Montréal dépose sa proposition de Politique de développement culturel

Stéphane Baillargeon
Édition du mardi 30 août 2005

Ce devait être la fête de Montréal comme métropole culturelle, mais les échos du gros party qui se prépare à Toronto l’ont un peu assombrie.

Alors que Francine Senécal, vice-présidente du comité exécutif, dévoilait la nouvelle Politique de développement culturel à l’hôtel de ville, hier après midi, elle n’a pu s’empêcher de faire elle-même référence aux investissements massifs d’environ un demi-milliard de dollars réalisés dans les équipements culturels de la capitale ontarienne. Par contraste, Montréal n’a rien de sonnant et trébuchant à annoncer pour donner corps à ses volontés.

«Notre propre stratégie doit se définir autrement que par le soutien aux grandes institutions, a dit Mme Senécal, lors de la conférence, en évoquant clairement le contraste du modèle ontarien. La grande force de Montréal vient de sa puissance créatrice. C’est dans la création que se définit notre ville, et c’est là que se situe son avantage stratégique.» En entrevue au Devoir, elle a ensuite répété qu’investir dans les infrastructures était important, mais insuffisant. «Nous préférons miser sur les créateurs», a-t-elle résumé.

La Politique intitulée Montréal, métropole culturelle mise donc sur cette première force dont les festivals constitueraient une des expressions majeures. Le soutien aux arts et à la culture constitue en fait un des trois axes majeurs du document d’une soixantaine de pages avec l’accessibilité aux productions culturelles et la valorisation des arts, de la culture et du patrimoine dans la vie quotidienne des citadins.
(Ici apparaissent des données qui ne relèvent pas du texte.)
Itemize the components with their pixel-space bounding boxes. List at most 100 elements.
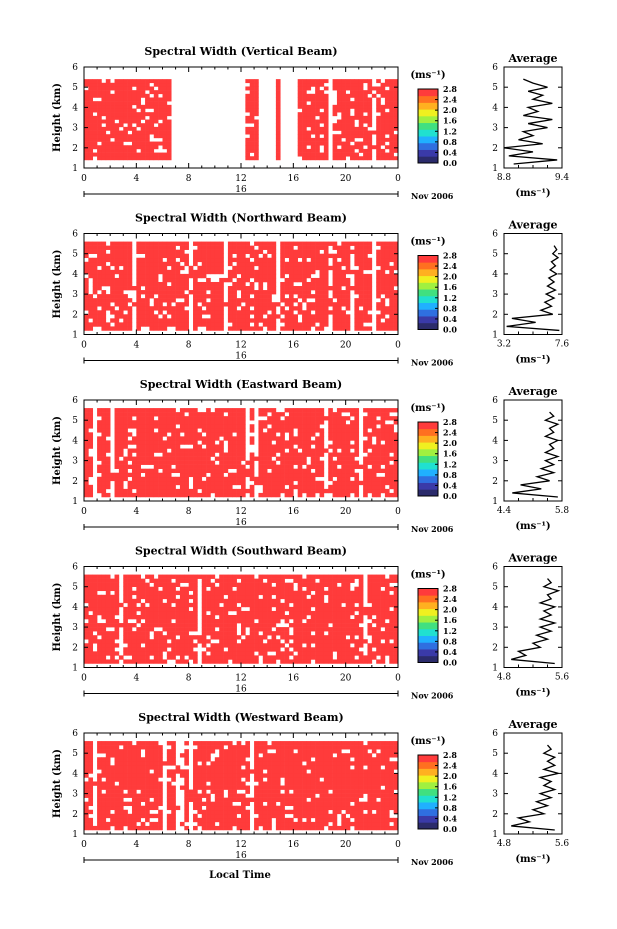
heatmap-cell xyxy=(201,257,207,263)
heatmap-cell xyxy=(319,306,325,311)
heatmap-cell xyxy=(232,602,237,608)
heatmap-cell xyxy=(384,440,390,445)
heatmap-cell xyxy=(206,265,211,271)
heatmap-cell xyxy=(249,460,255,465)
heatmap-cell xyxy=(179,306,185,311)
heatmap-cell xyxy=(149,115,155,120)
heatmap-cell xyxy=(131,101,137,106)
heatmap-cell xyxy=(350,651,355,656)
heatmap-cell xyxy=(127,464,133,469)
heatmap-cell xyxy=(245,115,251,120)
heatmap-cell xyxy=(389,416,394,421)
heatmap-cell xyxy=(376,257,381,263)
heatmap-cell xyxy=(254,119,259,124)
heatmap-cell xyxy=(201,302,207,307)
heatmap-cell xyxy=(123,286,128,291)
heatmap-cell xyxy=(206,281,211,287)
heatmap-cell xyxy=(145,241,150,246)
heatmap-cell xyxy=(315,448,320,453)
heatmap-cell xyxy=(319,245,325,250)
heatmap-cell xyxy=(171,643,176,648)
heatmap-cell xyxy=(105,269,111,275)
heatmap-cell xyxy=(97,436,102,441)
heatmap-cell xyxy=(336,108,342,113)
heatmap-cell xyxy=(101,606,107,612)
heatmap-cell xyxy=(380,261,386,267)
heatmap-cell xyxy=(345,294,351,299)
heatmap-cell xyxy=(384,286,390,291)
heatmap-cell xyxy=(341,97,346,102)
heatmap-cell xyxy=(123,245,128,250)
heatmap-cell xyxy=(214,631,220,636)
heatmap-cell xyxy=(245,130,251,135)
heatmap-cell xyxy=(214,420,220,425)
heatmap-cell xyxy=(88,606,94,612)
heatmap-cell xyxy=(127,602,133,608)
heatmap-cell xyxy=(140,484,146,490)
heatmap-cell xyxy=(323,619,329,624)
heatmap-cell xyxy=(241,574,246,579)
x-axis-label: Local Time xyxy=(209,870,271,881)
heatmap-cell xyxy=(197,492,203,498)
heatmap-cell xyxy=(201,639,207,644)
heatmap-cell xyxy=(127,104,133,109)
heatmap-cell xyxy=(171,651,176,656)
heatmap-cell xyxy=(210,582,216,587)
heatmap-cell xyxy=(193,614,198,620)
heatmap-cell xyxy=(341,598,346,604)
heatmap-cell xyxy=(245,126,251,131)
heatmap-cell xyxy=(341,472,346,478)
heatmap-cell xyxy=(293,476,298,482)
heatmap-cell xyxy=(280,318,285,323)
heatmap-cell xyxy=(267,314,272,319)
heatmap-cell xyxy=(275,440,281,445)
colorbar-segment xyxy=(418,282,438,290)
heatmap-cell xyxy=(384,306,390,311)
heatmap-cell xyxy=(328,428,333,433)
heatmap-cell xyxy=(210,241,216,246)
heatmap-cell xyxy=(389,82,394,87)
heatmap-cell xyxy=(354,245,360,250)
heatmap-cell xyxy=(267,245,272,250)
heatmap-cell xyxy=(284,269,290,275)
heatmap-cell xyxy=(184,286,189,291)
heatmap-cell xyxy=(363,257,368,263)
heatmap-cell xyxy=(210,286,216,291)
heatmap-cell xyxy=(310,574,316,579)
heatmap-cell xyxy=(363,115,368,120)
heatmap-cell xyxy=(245,156,251,161)
heatmap-cell xyxy=(345,137,351,142)
heatmap-cell xyxy=(219,416,224,421)
heatmap-cell xyxy=(245,101,251,106)
heatmap-cell xyxy=(136,79,141,84)
heatmap-cell xyxy=(358,249,364,254)
heatmap-cell xyxy=(275,614,281,620)
heatmap-cell xyxy=(145,586,150,592)
heatmap-cell xyxy=(232,590,237,596)
heatmap-cell xyxy=(288,294,294,299)
heatmap-cell xyxy=(384,412,390,417)
heatmap-cell xyxy=(288,452,294,457)
heatmap-cell xyxy=(245,148,251,153)
heatmap-cell xyxy=(140,86,146,91)
heatmap-cell xyxy=(376,444,381,449)
heatmap-cell xyxy=(219,647,224,652)
heatmap-cell xyxy=(171,257,176,263)
heatmap-cell xyxy=(367,156,373,161)
heatmap-cell xyxy=(101,412,107,417)
heatmap-cell xyxy=(258,444,264,449)
heatmap-cell xyxy=(92,627,98,632)
heatmap-cell xyxy=(262,590,268,596)
heatmap-cell xyxy=(389,119,394,124)
heatmap-cell xyxy=(101,428,107,433)
heatmap-cell xyxy=(158,456,163,461)
heatmap-cell xyxy=(319,314,325,319)
heatmap-cell xyxy=(175,448,181,453)
heatmap-cell xyxy=(297,97,303,102)
heatmap-cell xyxy=(280,241,285,246)
heatmap-cell xyxy=(97,484,102,490)
heatmap-cell xyxy=(345,130,351,135)
heatmap-cell xyxy=(201,635,207,640)
heatmap-cell xyxy=(249,639,255,644)
heatmap-cell xyxy=(206,623,211,628)
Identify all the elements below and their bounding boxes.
«Toronto a adopté une politique culturelle qui s’avère une politique d’affaires, a commenté Simon Brault, vice-président du Conseil des arts du canada et président de Culture Montréal, après la conférence de presse.

Cette ville se donne des moyens pour devenir une capitale de classe internationale d’ici dix ans. Montréal choisit une voie à l’européenne, comme Barcelone, en misant sur une vison et sur ses particularités créatives. Mais il faut quand même des moyens pour réaliser ce rêve.»

Le document liste 38 engagements de l’administration. L’un d’eux, déjà annoncé, répète que Montréal amorce un plan de rattrapage pour mettre d’ici dix ans les bibliothèques municipales au niveau de la moyenne des grandes villes canadiennes. Pour le reste, Montréal ne peut pas annoncer l’injection massive de fonds, loin de là. L’Hôtel de Ville avertit même que ses contributions à la culture ne pourront augmenter sans modifications du cadre fiscal actuel. Montréal se bat depuis des années pour obtenir de Québec la possibilité de diversifier ses sources de revenus.

Mme Senécal a promis que les nouvelles sommes éventuellement versées au budget municipal seraient redonnées aux secteurs des arts et de la culture dans les proportions actuelles. À ce sujet, la vice-présidente, responsable du dossier de la culture, rappelait que les ordres supérieurs de gouvernement ne finançaient pas la culture à la même hauteur qu’elle-même. Avec son budget de 10 millions, le Conseil des arts de Montréal reçoit 0,25 % des contributions de la Ville, tandis que le Conseil des arts et des lettres du Québec ne draine que 0,88 % du budget de la province et le Conseil des arts du Canada 0,13 % des contributions totales fédérales. «Nous dépensons deux fois plus que Québec et trois fois plus qu’Ottawa en cette matière, a noté Mme Senécal. Il faut que ces deux gouvernements fassent beaucoup plus d’efforts pour soutenir les créateurs.»

La Politique déposée hier devait être adoptée tard hier soir par le conseil municipal. Cette étape marque l’aboutissement de plusieurs années de travail. Le maire Bourque avait promis de baliser les actions de la ville après le Sommet de Montréal en 2002. Un groupe-conseil a déposé un rapport en 2003, puis un projet a fait l’objet de discussions publiques.